Great, now I have to rely on a terrorist to create this antidote. A Russian terrorist when they historically hate Americans. I shouldn't judge him by his nationality though, I’m a British magical and we are kind of the worst too.
“Yes,until he defected to the U.S. last year to create some antidotes. Look, if anybody can help us, Yuri can,” Carol says in defense of her friend.
I admire Carol’s faith in her friend but I have a feeling it is misplaced. Maybe it’s just my experience with Peter. What was Yuri’s reason for defecting? Did he really defect? Wormtail abandoned his friends for power and over the years I’ve heard of many more betrayals. You are most likely to be killed by someone in your circle after all. Besides, I learned early on in the war about the dangers of turncoats and spies. While Snape might have been Dumbledore’s man in the end, he always played his own game.The only two that turned out okay was Draco and Regulus , and they were only a Death Eater because he was forced to be. Maybe I could trust Narcissa too but she played her own game and wanted to protect her family.
“Then they're going to be okay?” Asks Tori.
It is then I realize that she probably has similar worries that I do. She doesn’t want to lose me just like I don’t want to lose her. But while I might not be okay, I know she will be as she won’t be alone. But how do I comfort her? I just want to hold her in my arms and squeeze the worry about with love, but there is a wall between us. I just hope my words don't fail me now as I wave through a window.
“Don't you worry at all, okay? Your job is to make sure that Dad and Kasie don't drive each other crazy in there until I can get back.

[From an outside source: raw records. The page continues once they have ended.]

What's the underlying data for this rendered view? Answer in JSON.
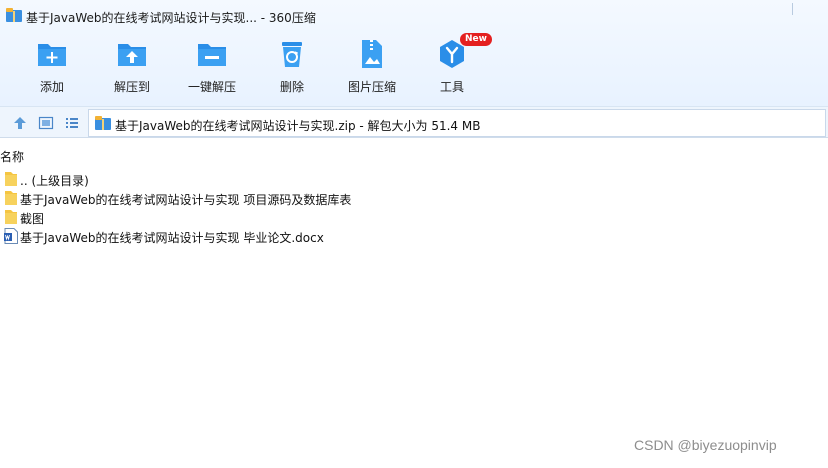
{
  "window": {
    "title": "基于JavaWeb的在线考试网站设计与实现... - 360压缩",
    "app_icon": "archive-icon"
  },
  "toolbar": {
    "items": [
      {
        "label": "添加",
        "icon": "add-file-icon"
      },
      {
        "label": "解压到",
        "icon": "extract-folder-icon"
      },
      {
        "label": "一键解压",
        "icon": "one-click-extract-icon"
      },
      {
        "label": "删除",
        "icon": "recycle-bin-icon"
      },
      {
        "label": "图片压缩",
        "icon": "image-compress-icon"
      },
      {
        "label": "工具",
        "icon": "tools-icon",
        "badge": "New"
      }
    ]
  },
  "addressbar": {
    "path": "基于JavaWeb的在线考试网站设计与实现.zip - 解包大小为 51.4 MB",
    "nav": [
      "up-arrow-icon",
      "detail-view-icon",
      "list-view-icon"
    ]
  },
  "list": {
    "column_name": "名称",
    "rows": [
      {
        "name": ".. (上级目录)",
        "icon": "folder-icon"
      },
      {
        "name": "基于JavaWeb的在线考试网站设计与实现 项目源码及数据库表",
        "icon": "folder-icon"
      },
      {
        "name": "截图",
        "icon": "folder-icon"
      },
      {
        "name": "基于JavaWeb的在线考试网站设计与实现 毕业论文.docx",
        "icon": "word-document-icon"
      }
    ]
  },
  "watermark": "CSDN @biyezuopinvip",
  "colors": {
    "accent_blue": "#2a8ee8",
    "badge_red": "#e42020",
    "folder_yellow": "#f5c542"
  }
}
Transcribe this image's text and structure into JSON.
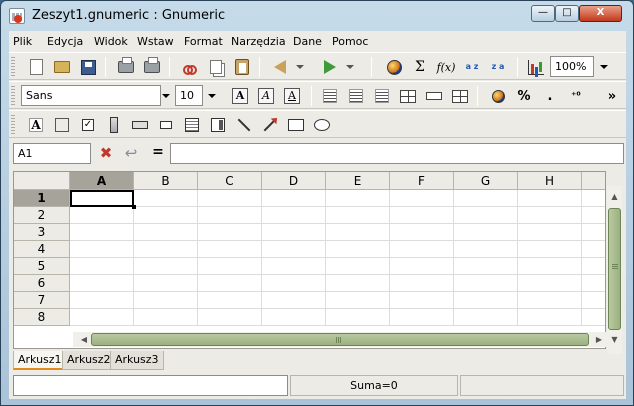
{
  "window": {
    "title": "Zeszyt1.gnumeric : Gnumeric",
    "min_label": "—",
    "max_label": "□",
    "close_label": "X"
  },
  "menu": [
    {
      "label": "Plik"
    },
    {
      "label": "Edycja"
    },
    {
      "label": "Widok"
    },
    {
      "label": "Wstaw"
    },
    {
      "label": "Format"
    },
    {
      "label": "Narzędzia"
    },
    {
      "label": "Dane"
    },
    {
      "label": "Pomoc"
    }
  ],
  "toolbar": {
    "zoom": "100%",
    "sigma": "Σ",
    "fx": "f(x)",
    "sort_az": "a z",
    "sort_za": "z a"
  },
  "format_toolbar": {
    "font_name": "Sans",
    "font_size": "10",
    "bold": "A",
    "italic": "A",
    "underline": "A",
    "percent": "%",
    "thousands": ".",
    "more": "»"
  },
  "formula_bar": {
    "cell_ref": "A1",
    "cancel": "✖",
    "accept": "↩",
    "equals": "=",
    "value": ""
  },
  "sheet": {
    "columns": [
      "A",
      "B",
      "C",
      "D",
      "E",
      "F",
      "G",
      "H"
    ],
    "rows": [
      "1",
      "2",
      "3",
      "4",
      "5",
      "6",
      "7",
      "8"
    ],
    "selected_col": "A",
    "selected_row": "1"
  },
  "tabs": [
    {
      "label": "Arkusz1",
      "active": true
    },
    {
      "label": "Arkusz2",
      "active": false
    },
    {
      "label": "Arkusz3",
      "active": false
    }
  ],
  "status": {
    "message": "",
    "sum": "Suma=0"
  }
}
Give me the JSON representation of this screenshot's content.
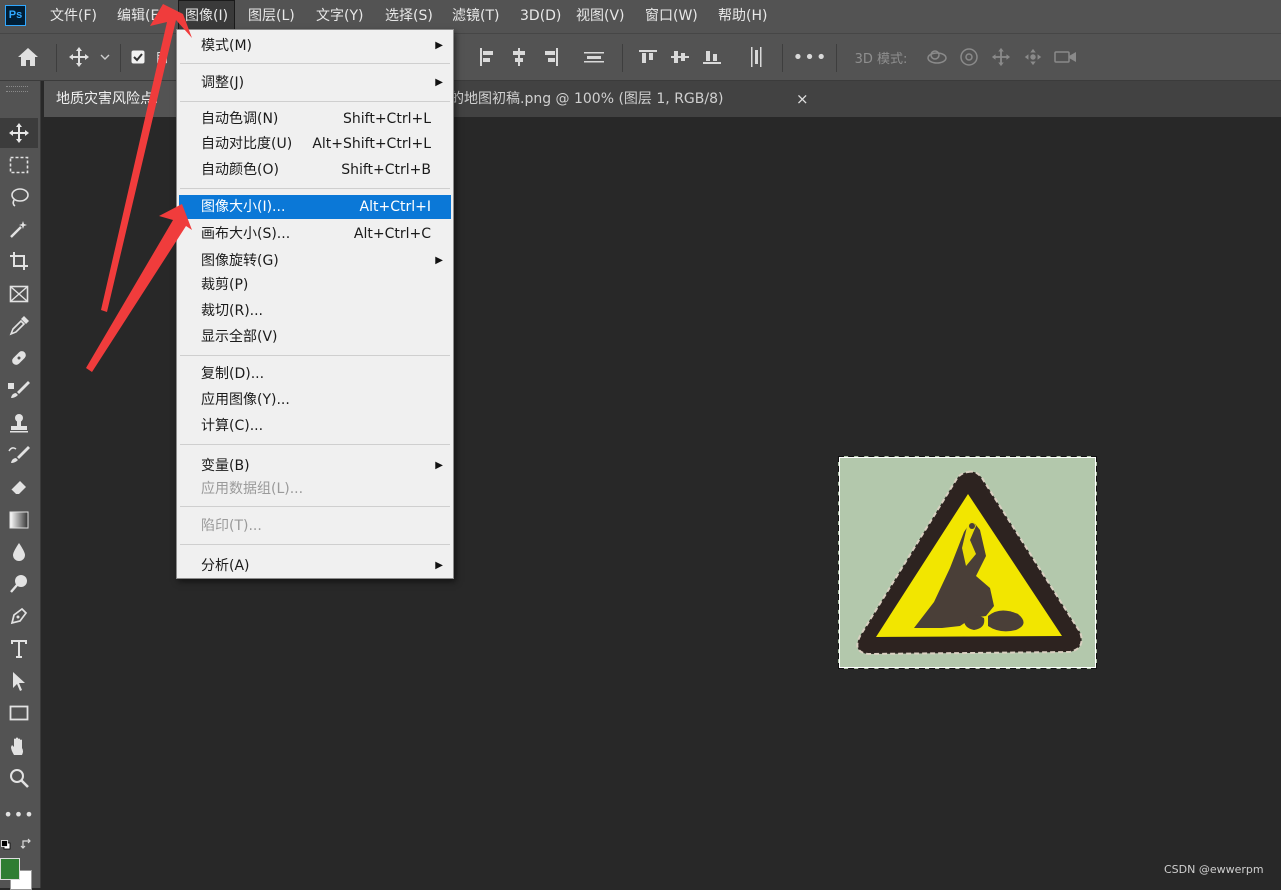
{
  "app": {
    "logo_text": "Ps"
  },
  "menubar": {
    "items": [
      {
        "label": "文件(F)"
      },
      {
        "label": "编辑(E)"
      },
      {
        "label": "图像(I)"
      },
      {
        "label": "图层(L)"
      },
      {
        "label": "文字(Y)"
      },
      {
        "label": "选择(S)"
      },
      {
        "label": "滤镜(T)"
      },
      {
        "label": "3D(D)"
      },
      {
        "label": "视图(V)"
      },
      {
        "label": "窗口(W)"
      },
      {
        "label": "帮助(H)"
      }
    ],
    "active_index": 2
  },
  "options_bar": {
    "auto_select_checked": true,
    "auto_select_label": "自",
    "mode_3d_label": "3D 模式:"
  },
  "tabs": [
    {
      "label": "地质灾害风险点.",
      "active": true
    },
    {
      "label": "的地图初稿.png @ 100% (图层 1, RGB/8)",
      "close": "×",
      "active": false
    }
  ],
  "image_menu": {
    "items": [
      {
        "label": "模式(M)",
        "submenu": true
      },
      {
        "label": "调整(J)",
        "submenu": true
      },
      {
        "label": "自动色调(N)",
        "shortcut": "Shift+Ctrl+L"
      },
      {
        "label": "自动对比度(U)",
        "shortcut": "Alt+Shift+Ctrl+L"
      },
      {
        "label": "自动颜色(O)",
        "shortcut": "Shift+Ctrl+B"
      },
      {
        "label": "图像大小(I)...",
        "shortcut": "Alt+Ctrl+I",
        "highlighted": true
      },
      {
        "label": "画布大小(S)...",
        "shortcut": "Alt+Ctrl+C"
      },
      {
        "label": "图像旋转(G)",
        "submenu": true
      },
      {
        "label": "裁剪(P)"
      },
      {
        "label": "裁切(R)..."
      },
      {
        "label": "显示全部(V)"
      },
      {
        "label": "复制(D)..."
      },
      {
        "label": "应用图像(Y)..."
      },
      {
        "label": "计算(C)..."
      },
      {
        "label": "变量(B)",
        "submenu": true
      },
      {
        "label": "应用数据组(L)...",
        "disabled": true
      },
      {
        "label": "陷印(T)...",
        "disabled": true
      },
      {
        "label": "分析(A)",
        "submenu": true
      }
    ]
  },
  "colors": {
    "foreground": "#2e7d32",
    "background": "#ffffff",
    "menu_highlight": "#0b78d7",
    "annotation_arrow": "#f03c3c",
    "sign_yellow": "#f2e600",
    "sign_border": "#2d2320",
    "canvas_bg": "#b3c8ac"
  },
  "watermark": "CSDN @ewwerpm"
}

Okay?” says Carol
“Okay” agrees Tori, but I can tell she is a little nervous. So I try to distract her.
“All right, ice cream check. What'd you get?” I ask her
“Rocky road.” she replies. I’m not surprised it is her favorite flavor and Breena loved it too so we usually had some in the freezer, but lately the only ice cream in the freezer has been plain old comforting chocolate. I should buy some Rocky Road when we get out of here.
“Rocky road. How many scoops?” I ask.
“Two”
“Did they have blueberry or butterscotch?” I ask her. Butterscotch ice cream is the closest I can get to Butterbeer ice cream on this side of the pond and blueberry became one of my favorite flavors during college. If this place has either flavor, I might have a new ice cream shop to look forward to checking out. I need more things to live for.
“No, but they had raspberry chocolate chip!” she tells me. That's also one of my favorite flavors.
We talk about ice cream and her trip with Torres for a while, but eventually talk of ice cream starts to grow cold and the anxiety begins to creep in again.